智広寺の住職を務める 橋本 至さん 佃野町在勤 36歳
「みんなのお寺」に
○…毎夏、寺で行っていた流しそうめん。約70人が集まる人気企画だったが、昨年からコロナ禍で開催できていない。その代替として、縁日を企画した。「中止にして何もやらないのは簡単だが、何かしたかった」。ヨーヨー釣りやスライム作りなど、子どもたちがわくわくするような内容が詰まっている。「大人の一年と子どもの一年は違う。少しでも夏を楽しんでもらえたら」
○…豊岡小に通い、寺にクラスメイトを呼んで遊んだ幼少期。前住職である父の背中を見て育ったが、初めから継ぐ気があったわけではなかった。大学卒業後、車関係の会社に就職。営業として働くも、「人間関係に悩んで。仏教だったらどう考えるのかと、興味を持った」。京都の学校で僧侶の資格を取得し、10年ほど前に鶴見に戻った。一昨年、半世紀に渡り寺を守り抜いた父から、住職の座を受け継いだ。「地域の方の中には、まだまだ父のファンが多い。息子だからと言って同じ人間ではない。頑張らないと」
○…8歳の娘と6歳の息子の父。「息子は力が強くなってきてパンチが本当に痛い。娘はお父さん子で」とはにかむ。鶴見区のパパサークル「つるPaPa」にも所属。宴席が好きで、情報共有がてらサークル仲間との飲み会や、法話会後の檀家さんとの交流が楽しみ。「わいわいした雰囲気が心地いい。今は自粛中だけど」と苦笑する。

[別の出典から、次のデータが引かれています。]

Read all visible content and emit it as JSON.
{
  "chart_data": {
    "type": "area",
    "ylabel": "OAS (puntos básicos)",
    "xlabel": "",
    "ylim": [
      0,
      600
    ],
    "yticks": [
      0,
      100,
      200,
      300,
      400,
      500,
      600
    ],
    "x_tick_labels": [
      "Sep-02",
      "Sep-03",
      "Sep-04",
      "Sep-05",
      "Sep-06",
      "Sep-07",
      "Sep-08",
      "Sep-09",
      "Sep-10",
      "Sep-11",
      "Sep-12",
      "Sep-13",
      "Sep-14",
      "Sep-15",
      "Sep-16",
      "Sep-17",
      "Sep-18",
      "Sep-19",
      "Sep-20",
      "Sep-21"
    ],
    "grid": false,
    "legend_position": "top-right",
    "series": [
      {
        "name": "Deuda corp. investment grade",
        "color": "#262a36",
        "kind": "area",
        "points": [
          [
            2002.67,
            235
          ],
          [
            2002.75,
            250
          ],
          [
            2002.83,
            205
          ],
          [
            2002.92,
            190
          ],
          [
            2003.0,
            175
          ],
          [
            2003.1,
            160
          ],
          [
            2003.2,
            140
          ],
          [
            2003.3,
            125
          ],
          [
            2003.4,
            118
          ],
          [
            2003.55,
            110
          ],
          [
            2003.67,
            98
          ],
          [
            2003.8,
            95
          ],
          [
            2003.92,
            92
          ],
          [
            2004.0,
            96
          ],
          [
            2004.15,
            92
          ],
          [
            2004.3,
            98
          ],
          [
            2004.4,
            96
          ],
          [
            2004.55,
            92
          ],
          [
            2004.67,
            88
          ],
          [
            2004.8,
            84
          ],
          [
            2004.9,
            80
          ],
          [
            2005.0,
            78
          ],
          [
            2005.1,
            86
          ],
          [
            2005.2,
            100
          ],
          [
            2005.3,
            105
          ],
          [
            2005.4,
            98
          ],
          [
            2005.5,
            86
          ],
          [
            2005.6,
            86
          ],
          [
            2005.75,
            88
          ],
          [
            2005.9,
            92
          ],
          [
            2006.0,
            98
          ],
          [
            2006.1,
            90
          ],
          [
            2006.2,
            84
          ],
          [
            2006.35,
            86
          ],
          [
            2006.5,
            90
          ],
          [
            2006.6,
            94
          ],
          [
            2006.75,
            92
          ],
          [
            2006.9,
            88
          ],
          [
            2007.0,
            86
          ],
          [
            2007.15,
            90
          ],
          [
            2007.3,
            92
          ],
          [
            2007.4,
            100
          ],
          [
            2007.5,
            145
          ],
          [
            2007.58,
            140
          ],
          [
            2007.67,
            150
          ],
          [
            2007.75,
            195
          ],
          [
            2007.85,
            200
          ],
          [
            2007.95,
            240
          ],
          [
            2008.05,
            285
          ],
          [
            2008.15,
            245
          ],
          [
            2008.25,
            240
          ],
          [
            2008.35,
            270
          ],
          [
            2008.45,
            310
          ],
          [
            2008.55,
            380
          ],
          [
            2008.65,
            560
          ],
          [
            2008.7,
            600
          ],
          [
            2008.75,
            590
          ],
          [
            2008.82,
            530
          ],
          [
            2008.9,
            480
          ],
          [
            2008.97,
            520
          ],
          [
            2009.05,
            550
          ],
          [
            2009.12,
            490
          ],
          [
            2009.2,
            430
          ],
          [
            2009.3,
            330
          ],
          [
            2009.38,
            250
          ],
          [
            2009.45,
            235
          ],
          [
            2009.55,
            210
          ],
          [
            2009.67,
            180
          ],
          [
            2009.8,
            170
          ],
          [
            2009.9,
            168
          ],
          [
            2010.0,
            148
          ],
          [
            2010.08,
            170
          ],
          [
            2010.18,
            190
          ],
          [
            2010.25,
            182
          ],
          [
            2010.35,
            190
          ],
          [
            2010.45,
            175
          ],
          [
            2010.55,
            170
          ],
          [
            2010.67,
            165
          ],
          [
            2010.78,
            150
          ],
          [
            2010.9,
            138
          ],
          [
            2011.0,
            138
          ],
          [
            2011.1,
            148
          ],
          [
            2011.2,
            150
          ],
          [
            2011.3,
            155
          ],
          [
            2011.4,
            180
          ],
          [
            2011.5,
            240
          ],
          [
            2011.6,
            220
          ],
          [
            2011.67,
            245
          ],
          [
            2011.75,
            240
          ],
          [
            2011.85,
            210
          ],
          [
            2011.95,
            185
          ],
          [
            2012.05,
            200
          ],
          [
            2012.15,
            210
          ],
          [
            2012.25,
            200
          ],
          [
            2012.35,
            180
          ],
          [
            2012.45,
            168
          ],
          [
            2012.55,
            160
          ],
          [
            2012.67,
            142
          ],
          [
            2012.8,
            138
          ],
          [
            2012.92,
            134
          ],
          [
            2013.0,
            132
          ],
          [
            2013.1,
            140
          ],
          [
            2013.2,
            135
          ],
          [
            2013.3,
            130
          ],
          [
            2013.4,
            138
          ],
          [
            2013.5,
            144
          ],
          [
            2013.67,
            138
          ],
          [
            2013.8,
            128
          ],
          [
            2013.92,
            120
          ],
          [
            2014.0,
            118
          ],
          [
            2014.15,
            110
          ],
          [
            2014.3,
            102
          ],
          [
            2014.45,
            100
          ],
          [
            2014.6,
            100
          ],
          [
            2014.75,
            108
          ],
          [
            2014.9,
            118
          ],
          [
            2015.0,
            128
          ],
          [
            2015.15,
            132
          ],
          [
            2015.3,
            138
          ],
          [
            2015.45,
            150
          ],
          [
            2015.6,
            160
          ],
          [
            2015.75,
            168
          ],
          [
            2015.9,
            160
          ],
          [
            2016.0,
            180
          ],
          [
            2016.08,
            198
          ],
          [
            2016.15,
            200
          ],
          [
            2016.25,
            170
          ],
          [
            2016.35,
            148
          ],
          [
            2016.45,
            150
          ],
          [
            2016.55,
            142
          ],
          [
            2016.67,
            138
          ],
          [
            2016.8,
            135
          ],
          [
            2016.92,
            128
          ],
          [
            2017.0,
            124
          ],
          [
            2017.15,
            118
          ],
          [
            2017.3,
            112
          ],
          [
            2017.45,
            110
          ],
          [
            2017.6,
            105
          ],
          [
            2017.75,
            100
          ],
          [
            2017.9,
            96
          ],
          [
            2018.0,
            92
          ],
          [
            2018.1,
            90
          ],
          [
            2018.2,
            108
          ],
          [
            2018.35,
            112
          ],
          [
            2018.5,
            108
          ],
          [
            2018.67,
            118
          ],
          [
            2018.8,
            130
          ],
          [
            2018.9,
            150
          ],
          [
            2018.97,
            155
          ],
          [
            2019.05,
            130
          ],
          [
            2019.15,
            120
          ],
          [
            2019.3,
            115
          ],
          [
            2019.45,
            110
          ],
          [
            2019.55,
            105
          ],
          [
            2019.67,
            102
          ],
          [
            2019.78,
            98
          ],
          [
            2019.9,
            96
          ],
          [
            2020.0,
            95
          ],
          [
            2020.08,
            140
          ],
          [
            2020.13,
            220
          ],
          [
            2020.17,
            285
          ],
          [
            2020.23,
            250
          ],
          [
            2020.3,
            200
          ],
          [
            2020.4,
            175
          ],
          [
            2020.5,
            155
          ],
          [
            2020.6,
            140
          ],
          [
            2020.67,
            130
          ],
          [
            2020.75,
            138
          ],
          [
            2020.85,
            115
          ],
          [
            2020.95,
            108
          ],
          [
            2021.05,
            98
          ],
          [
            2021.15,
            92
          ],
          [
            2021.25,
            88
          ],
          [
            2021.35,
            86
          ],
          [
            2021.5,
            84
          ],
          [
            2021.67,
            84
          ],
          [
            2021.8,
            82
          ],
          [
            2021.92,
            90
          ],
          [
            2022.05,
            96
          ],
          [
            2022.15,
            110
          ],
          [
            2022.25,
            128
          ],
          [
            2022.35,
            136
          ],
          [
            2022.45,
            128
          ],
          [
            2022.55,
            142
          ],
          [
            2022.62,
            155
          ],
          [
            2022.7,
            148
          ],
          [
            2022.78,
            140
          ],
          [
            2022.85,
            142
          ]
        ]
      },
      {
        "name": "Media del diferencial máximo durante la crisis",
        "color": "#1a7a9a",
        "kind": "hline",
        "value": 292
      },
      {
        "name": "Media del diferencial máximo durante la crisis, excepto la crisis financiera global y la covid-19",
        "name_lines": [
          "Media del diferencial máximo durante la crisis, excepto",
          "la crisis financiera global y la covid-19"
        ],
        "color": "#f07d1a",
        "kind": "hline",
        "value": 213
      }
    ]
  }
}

○…「悩みながら生きている自分を許せるようになった」。自らも仏教から学んだ教え。しっかり伝えていくためにも、寺を気軽に来られる場所にしたいと願う。「お寺は仕切りが高いと思われがちだが、実際は誰かのものではなく、みんなのもの」。幼少期に見た原風景を今に合わせ、開かれた寺を作っていく。